Second layer solutions have been talked about as a potential solution for some time, but implementation has been slow. Iden3 has recently launched Hermez, a zk-rollup solution for scalability. However, it is tough to say if and when projects will invest time and effort to utilize it. Especially given the expectations for Ethereum 2.0.
Launches and raises
1inch made a number of headlines both attracting capital and announcing a new product. The DEX aggregator attracted $2.8M in the round, for new hires, product development, and marketing. It is interesting that 1inch went with a more traditional investment route and has not (at least yet) launched a governance token.
The project has also released an automated market maker Mooniswap. Aggregators are becoming popular in the space as they simplify user interaction with the various dapp components.

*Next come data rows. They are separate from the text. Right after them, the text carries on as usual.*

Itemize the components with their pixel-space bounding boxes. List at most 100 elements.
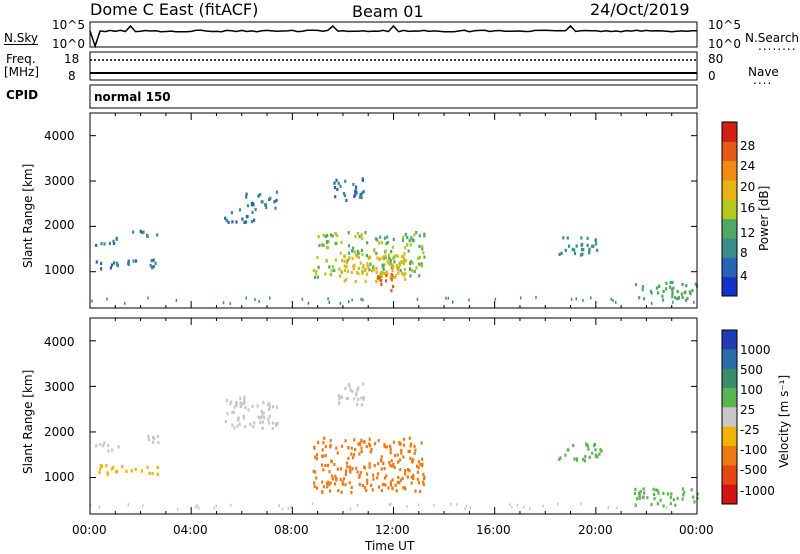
heatmap-cell <box>333 462 336 467</box>
heatmap-cell <box>588 251 591 255</box>
heatmap-cell <box>357 442 360 446</box>
heatmap-cell <box>314 470 317 474</box>
heatmap-cell <box>361 236 364 240</box>
heatmap-cell <box>378 485 381 489</box>
heatmap-cell <box>361 271 364 275</box>
heatmap-cell <box>414 489 417 493</box>
heatmap-cell <box>412 473 415 478</box>
heatmap-cell <box>275 198 278 202</box>
heatmap-cell <box>356 504 359 507</box>
heatmap-cell <box>447 296 450 300</box>
heatmap-cell <box>380 282 383 286</box>
heatmap-cell <box>402 235 405 239</box>
heatmap-cell <box>685 284 688 288</box>
vel-ylabel: Slant Range [km] <box>21 369 35 474</box>
heatmap-cell <box>688 290 691 294</box>
heatmap-cell <box>333 482 337 486</box>
heatmap-cell <box>412 239 415 243</box>
heatmap-cell <box>464 507 466 511</box>
heatmap-cell <box>330 269 333 273</box>
heatmap-cell <box>638 491 641 495</box>
heatmap-cell <box>376 238 379 242</box>
heatmap-cell <box>662 289 665 293</box>
heatmap-cell <box>146 465 149 469</box>
date-label: 24/Oct/2019 <box>590 0 690 19</box>
heatmap-cell <box>356 231 359 236</box>
heatmap-cell <box>417 466 420 470</box>
heatmap-cell <box>641 288 644 292</box>
heatmap-cell <box>357 272 360 276</box>
heatmap-cell <box>325 241 329 245</box>
heatmap-cell <box>465 504 468 508</box>
heatmap-cell <box>383 236 386 240</box>
heatmap-cell <box>375 270 378 274</box>
heatmap-cell <box>670 287 674 291</box>
heatmap-cell <box>433 504 435 508</box>
heatmap-cell <box>582 248 585 252</box>
heatmap-cell <box>360 449 363 454</box>
heatmap-cell <box>321 454 324 458</box>
heatmap-cell <box>359 471 362 475</box>
heatmap-cell <box>391 245 394 249</box>
colorbar-swatch <box>722 180 737 200</box>
heatmap-cell <box>361 483 364 488</box>
heatmap-cell <box>132 259 135 263</box>
power-cb-tick-28: 28 <box>740 139 756 153</box>
heatmap-cell <box>642 297 646 301</box>
heatmap-cell <box>404 487 407 491</box>
heatmap-cell <box>195 505 197 509</box>
heatmap-cell <box>324 445 327 449</box>
heatmap-cell <box>268 414 271 419</box>
heatmap-cell <box>669 285 672 289</box>
heatmap-cell <box>347 244 351 248</box>
heatmap-cell <box>329 445 332 449</box>
heatmap-cell <box>364 279 367 283</box>
heatmap-cell <box>152 258 155 262</box>
heatmap-cell <box>253 218 256 222</box>
heatmap-cell <box>222 301 225 305</box>
nave-legend-dots: .... <box>753 73 773 87</box>
heatmap-cell <box>363 465 366 469</box>
heatmap-cell <box>142 230 145 234</box>
heatmap-cell <box>347 456 350 460</box>
heatmap-cell <box>580 236 583 240</box>
heatmap-cell <box>401 260 404 265</box>
heatmap-cell <box>345 261 348 265</box>
heatmap-cell <box>368 268 371 272</box>
heatmap-cell <box>397 475 400 480</box>
colorbar-swatch <box>722 141 737 162</box>
heatmap-cell <box>111 448 114 452</box>
heatmap-cell <box>676 496 679 501</box>
heatmap-cell <box>370 269 374 273</box>
heatmap-cell <box>516 503 519 507</box>
heatmap-cell <box>390 250 393 254</box>
heatmap-cell <box>121 464 124 469</box>
heatmap-cell <box>421 247 424 251</box>
xtick-5: 20:00 <box>578 523 613 537</box>
heatmap-cell <box>356 254 359 258</box>
heatmap-cell <box>408 239 411 243</box>
heatmap-cell <box>634 487 637 491</box>
colorbar-swatch <box>722 465 737 486</box>
heatmap-cell <box>274 206 277 210</box>
heatmap-cell <box>378 276 381 280</box>
power-panel-frame <box>89 112 698 309</box>
heatmap-cell <box>671 292 674 296</box>
heatmap-cell <box>342 192 345 196</box>
heatmap-cell <box>573 251 577 256</box>
heatmap-cell <box>324 463 327 468</box>
heatmap-cell <box>400 451 403 455</box>
heatmap-cell <box>269 196 272 200</box>
heatmap-cell <box>328 300 331 304</box>
heatmap-cell <box>229 302 231 305</box>
heatmap-cell <box>392 285 395 289</box>
velocity-colorbar-frame <box>721 329 738 505</box>
colorbar-swatch <box>722 238 737 258</box>
heatmap-cell <box>369 444 372 448</box>
heatmap-cell <box>340 241 343 245</box>
heatmap-cell <box>124 301 126 305</box>
power-ylabel: Slant Range [km] <box>21 163 35 268</box>
heatmap-cell <box>329 439 332 443</box>
heatmap-cell <box>337 181 340 185</box>
vel-ytick-1000: 1000 <box>44 470 75 484</box>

In that spirit, APY.Finance has announced its product, for optimized liquidity mining. The ecosystem is growing and the number of different blocks is increasing as is the complexity of different interactions. So, aggregators simplify the user experience for users. However, it is abstracting away risk.
IDEX, another major player in the DeFi space, has attracted $2.5M to build a 2.0 version and open itself up to market makers and algorithmic traders.
Given the current popularity of DeFi, it would not be surprising to see more projects announce updates as the level of competition increases.
Digital art makes headlines
The results of Nifty Gateway’s July auction were mentioned in the media. The gaming and collectibles sector is having a tough time in the shadow of DeFi, especially on Ethereum. However, collectibles and art may have an easier path forward. High transaction costs disincentivize low-value operation. For games that’s a problem, but for expensive art, not so much. So the sale of Trevor Jones’ “Picasso’s Bull” for $55,555 is noteworthy.
If a market for digital art continues to mature we may see more investor capital move into the space.